Intolerância à incerteza e saúde mental no Brasil durante a pandemia de COVID-19

 

Ferreira, D. C. S., Oliveira, W. L., Delabrida, Z. N.C., Faro, A., & Cerqueira-Santos, E. (2020). Intolerance of uncertainty and mental health in Brazil during the Covid-19 pandemic. Suma Psicológica, 27(1), 62-69. doi: 10.14349/sumapsi.2020.v27.n1.8

Resenhado por Luanna Silva

 

A pandemia provocada pelo novo coronavírus produziu um cenário de dúvidas em torno da doença, como enfrentá-la e quais seus efeitos econômicos, comerciais e políticos. No Brasil, notou-se que as divergências entre as medidas estabelecidas pelas diferentes agências oficiais e a massiva propagação de notícias falsas contribuíram para um sentimento de incerteza quanto ao futuro. A sensibilidade a eventos incertos, intolerância à incerteza, pode ser definida como a tendência de um indivíduo em julgar como inaceitável a ocorrência de um evento negativo, independentemente da probabilidade desse acontecimento. A literatura tem apontado esse construto como um fator importante para o desenvolvimento de diversos quadros psiquiátricos, tais como ansiedade generalizada, transtorno obsessivo compulsivo, ansiedade social e transtorno do pânico.

Em uma situação de pandemia, marcada por dúvidas sobre a transmissão da doença e eficácia dos procedimentos de prevenção, investigar a intolerância à incerteza dos indivíduos pode ser importante pra compreender desfechos psicológicos negativos. Assim, este estudo se propôs a analisar como as respostas diferenciais à incerteza dos eventos podem estar relacionadas à depressão, ansiedade e estresse durante os primeiros dias da pandemia de COVID-19 em Sergipe. Participaram 924 indivíduos, de ambos os sexos, com idade entre 18 a 72 anos (M = 36,8; SD = 11,70). Os instrumentos utilizados incluíram questionário sociodemográfico, a Intolerance of Uncertainty Scale (IUS-12) e a Depression, Anxiety and Stress Scale (DASS-21).

Os resultados indicaram que as mulheres e indivíduos mais jovens apresentaram maior probabilidade de reportar sintomas de ansiedade, depressão e estresse. Quando comparadas aos homens, as mulheres exibiram três vezes mais chances de manifestar ansiedade e estresse. É possível que esse resultado possa ser explicado em razão das diferenças fisiológicas e socioeconômicas desses grupos.

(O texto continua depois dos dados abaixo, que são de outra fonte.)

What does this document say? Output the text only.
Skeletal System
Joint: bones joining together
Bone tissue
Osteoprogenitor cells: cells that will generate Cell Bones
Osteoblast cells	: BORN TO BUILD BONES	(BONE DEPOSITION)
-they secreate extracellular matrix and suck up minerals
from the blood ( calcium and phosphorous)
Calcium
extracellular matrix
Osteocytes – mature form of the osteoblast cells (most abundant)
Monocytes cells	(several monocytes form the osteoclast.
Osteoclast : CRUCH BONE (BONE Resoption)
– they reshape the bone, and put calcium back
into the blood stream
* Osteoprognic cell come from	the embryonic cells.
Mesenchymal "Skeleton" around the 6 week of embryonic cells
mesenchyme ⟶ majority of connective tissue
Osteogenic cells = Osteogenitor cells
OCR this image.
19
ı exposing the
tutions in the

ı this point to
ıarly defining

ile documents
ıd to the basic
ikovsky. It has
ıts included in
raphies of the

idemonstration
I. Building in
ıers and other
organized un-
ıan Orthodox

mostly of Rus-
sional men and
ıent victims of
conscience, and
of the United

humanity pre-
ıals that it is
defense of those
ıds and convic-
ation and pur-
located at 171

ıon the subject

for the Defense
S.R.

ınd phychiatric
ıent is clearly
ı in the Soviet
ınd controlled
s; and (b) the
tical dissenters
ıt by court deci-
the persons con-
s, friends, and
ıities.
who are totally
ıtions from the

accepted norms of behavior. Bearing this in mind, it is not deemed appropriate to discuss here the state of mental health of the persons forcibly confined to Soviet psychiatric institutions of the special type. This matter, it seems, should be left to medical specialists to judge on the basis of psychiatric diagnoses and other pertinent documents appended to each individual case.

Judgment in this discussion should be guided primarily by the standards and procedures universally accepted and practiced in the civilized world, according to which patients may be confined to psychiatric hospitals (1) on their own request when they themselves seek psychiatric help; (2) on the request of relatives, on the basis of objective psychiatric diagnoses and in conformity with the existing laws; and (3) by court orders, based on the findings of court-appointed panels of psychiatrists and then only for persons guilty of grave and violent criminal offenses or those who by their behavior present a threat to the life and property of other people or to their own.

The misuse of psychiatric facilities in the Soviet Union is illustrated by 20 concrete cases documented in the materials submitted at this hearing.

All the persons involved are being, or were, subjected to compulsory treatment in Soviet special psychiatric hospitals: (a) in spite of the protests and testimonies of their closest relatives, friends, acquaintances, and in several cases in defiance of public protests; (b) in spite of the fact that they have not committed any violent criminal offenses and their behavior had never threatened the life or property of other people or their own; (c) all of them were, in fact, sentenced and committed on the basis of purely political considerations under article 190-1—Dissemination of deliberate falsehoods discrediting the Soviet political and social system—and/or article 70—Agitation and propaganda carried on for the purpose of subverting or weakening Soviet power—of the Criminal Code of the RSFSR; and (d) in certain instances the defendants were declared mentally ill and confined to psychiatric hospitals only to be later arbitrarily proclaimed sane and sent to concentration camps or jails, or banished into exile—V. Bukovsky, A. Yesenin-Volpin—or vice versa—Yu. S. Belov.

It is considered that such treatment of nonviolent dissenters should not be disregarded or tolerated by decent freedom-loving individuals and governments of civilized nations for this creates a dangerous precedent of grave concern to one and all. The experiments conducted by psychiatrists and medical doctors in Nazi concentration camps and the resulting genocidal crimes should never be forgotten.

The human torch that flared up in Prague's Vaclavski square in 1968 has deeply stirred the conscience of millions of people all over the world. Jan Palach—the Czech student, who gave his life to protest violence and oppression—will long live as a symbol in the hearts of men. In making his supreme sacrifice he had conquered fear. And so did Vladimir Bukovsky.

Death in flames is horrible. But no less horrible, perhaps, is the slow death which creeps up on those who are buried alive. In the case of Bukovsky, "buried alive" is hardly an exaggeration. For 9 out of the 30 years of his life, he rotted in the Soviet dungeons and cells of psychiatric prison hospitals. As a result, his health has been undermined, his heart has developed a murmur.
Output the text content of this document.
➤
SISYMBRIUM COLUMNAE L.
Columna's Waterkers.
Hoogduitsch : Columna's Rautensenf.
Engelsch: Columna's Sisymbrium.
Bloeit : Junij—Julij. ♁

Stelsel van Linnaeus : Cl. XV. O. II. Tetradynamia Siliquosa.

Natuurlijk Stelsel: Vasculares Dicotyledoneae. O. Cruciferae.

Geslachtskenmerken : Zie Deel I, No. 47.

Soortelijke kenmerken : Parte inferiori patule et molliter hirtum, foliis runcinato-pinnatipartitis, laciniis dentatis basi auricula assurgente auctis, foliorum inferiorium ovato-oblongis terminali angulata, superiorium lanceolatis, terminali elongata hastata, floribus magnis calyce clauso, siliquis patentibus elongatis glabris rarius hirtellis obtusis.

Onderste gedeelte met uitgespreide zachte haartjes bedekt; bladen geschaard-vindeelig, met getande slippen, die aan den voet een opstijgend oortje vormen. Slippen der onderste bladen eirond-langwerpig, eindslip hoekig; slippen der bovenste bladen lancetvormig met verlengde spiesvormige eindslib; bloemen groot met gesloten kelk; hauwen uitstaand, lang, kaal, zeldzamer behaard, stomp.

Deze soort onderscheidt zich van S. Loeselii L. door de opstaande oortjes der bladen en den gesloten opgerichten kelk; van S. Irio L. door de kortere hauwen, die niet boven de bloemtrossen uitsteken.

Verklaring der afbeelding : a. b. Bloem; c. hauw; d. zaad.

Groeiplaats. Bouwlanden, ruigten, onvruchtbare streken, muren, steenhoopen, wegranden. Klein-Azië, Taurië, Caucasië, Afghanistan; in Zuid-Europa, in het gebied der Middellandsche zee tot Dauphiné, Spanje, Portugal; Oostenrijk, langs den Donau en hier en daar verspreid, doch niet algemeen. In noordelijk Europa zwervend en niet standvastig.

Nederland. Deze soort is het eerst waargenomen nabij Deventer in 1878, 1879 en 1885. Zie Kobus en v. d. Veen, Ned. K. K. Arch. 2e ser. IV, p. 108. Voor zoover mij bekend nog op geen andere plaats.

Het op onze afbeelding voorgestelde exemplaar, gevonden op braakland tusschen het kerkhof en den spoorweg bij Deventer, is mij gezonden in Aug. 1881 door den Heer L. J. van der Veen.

Ressalta-se que o número de mulheres que são chefes de famílias tem aumentado no Brasil, sendo possível que o forte impacto econômico da pandemia tenha contribuído para os níveis elevados de ansiedade e estresse encontrados neste estudo. Por sua vez, os participantes mais jovens, com até 30 anos, apresentaram de 2 a 2,5 vezes mais chances de estar acima da mediana nas três subescalas da DASS-21. As medidas de isolamento social e quarentena atingiram intensamente esse grupo, que precisou se adaptar e lidar com o gerenciamento das responsabilidades laborais e escolares. Por fim, verificou-se que os escores da IUS-12 se correlacionaram significativa e positivamente com os escores das três subescalas da DASS-21.

Concluiu-se que os resultados deste estudo apontaram a intolerância à incerteza como um fator relevante para a saúde mental e adicionaram evidências empíricas em torno de sua natureza transdiagnóstica, visto a constatação de sua relação com ansiedade, depressão e estresse. A Psicologia da Saúde se beneficia dos achados desta pesquisa, uma vez que tratar a intolerância à incerteza pode ser um passo importante no processo terapêutico de vários transtornos mentais distintos. É interessante que futuras pesquisas analisem o papel de possíveis variáveis mediadoras dos efeitos da intolerância à incerteza na saúde mental, como otimismo, preocupação e esperança.